Sen. Matt McCoy, D-Des Moines, the Legislature's only openly gay member, said he was disappointed that Branstad passed over Angela Onwuachi-Willig, 37, of Grinnell, the only woman of 11 female applicants who was nominated
"I'm disappointed that there wasn't some kind of gender balance made," he said.
McCoy said he hoped that returning the Iowa Supreme Court to its full strength of seven members would close a difficult chapter in the state's history.
"I hope that Iowans recognize how disruptive taking individuals off the courts are and when this issue is brought to voters again, as I'm sure it will be," McCoy said. "I hope that voters will remember this period of instability that was caused and look at a person's entire judicial record when making a decision."
Sen. Kent Sorenson, R-Indianola, said it was too early for his to assess Branstad's choices, but continued to believe the governor show have more authority in directly selecting who he would appoint to the bench.
"I think the system's broke. I think that we should re-evaluate how we appoint justices," he said. "I've said before that 36 other states have direct election of judges. I put in a bill for that. I understand that Iowa may not be ready for that, so I would support the governor having full authority to pick with confirmation through the Senate and the retention vote on top of that."

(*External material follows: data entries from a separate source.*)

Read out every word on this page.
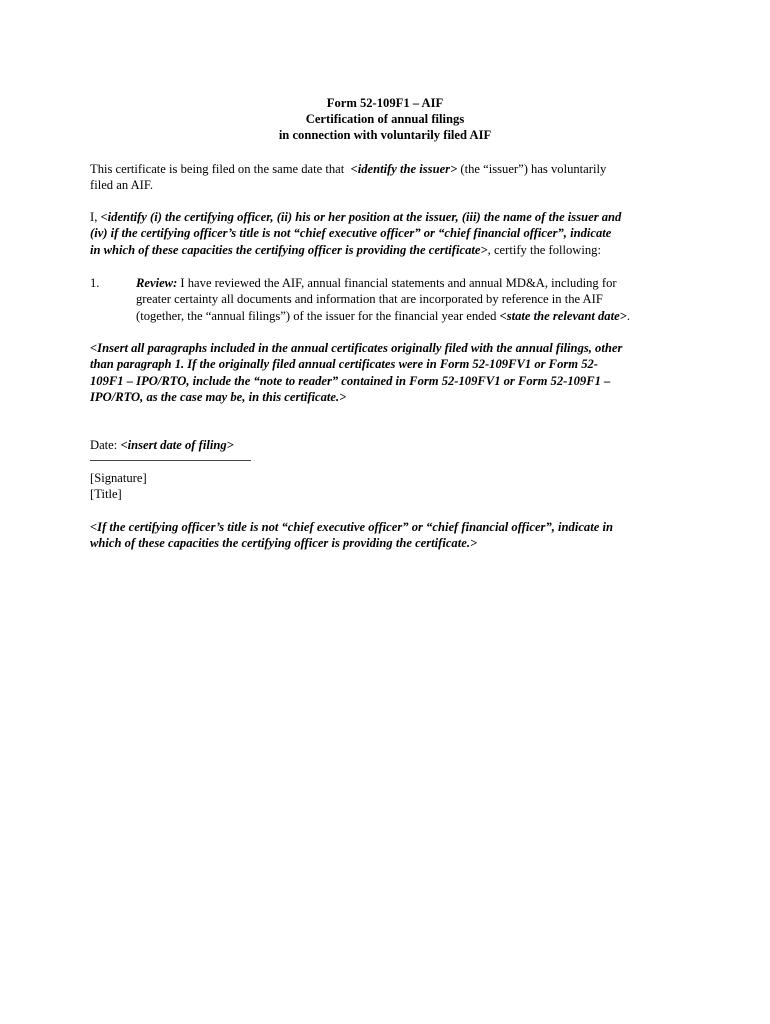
Form 52-109F1 – AIF
Certification of annual filings
in connection with voluntarily filed AIF
This certificate is being filed on the same date that <identify the issuer> (the “issuer”) has voluntarily
filed an AIF.
I, <identify (i) the certifying officer, (ii) his or her position at the issuer, (iii) the name of the issuer and
(iv) if the certifying officer’s title is not “chief executive officer” or “chief financial officer”, indicate
in which of these capacities the certifying officer is providing the certificate>, certify the following:
1.	Review: I have reviewed the AIF, annual financial statements and annual MD&A, including for
greater certainty all documents and information that are incorporated by reference in the AIF
(together, the “annual filings”) of the issuer for the financial year ended <state the relevant date>.
<Insert all paragraphs included in the annual certificates originally filed with the annual filings, other
than paragraph 1. If the originally filed annual certificates were in Form 52-109FV1 or Form 52-
109F1 – IPO/RTO, include the “note to reader” contained in Form 52-109FV1 or Form 52-109F1 –
IPO/RTO, as the case may be, in this certificate.>
Date: <insert date of filing>
[Signature]
[Title]
<If the certifying officer’s title is not “chief executive officer” or “chief financial officer”, indicate in
which of these capacities the certifying officer is providing the certificate.>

Former Iowa Lt. Govs. Sally Pederson and Joy Corning, co-chairs of the Justice Not Politics organization, issued a joint statement praised Branstad's announcement as an example of "Iowa's top-ranked" system of selecting judges at work.
"We appreciate the Governor's recognition of the merit selection system and his faithful execution of the process.
"Justice Not Politics believes the increased transparency of selecting the justices helps to give Iowans more confidence in the process and the candidates, and we are confident Iowans will reject any attempts to politicize this process in the future," they said.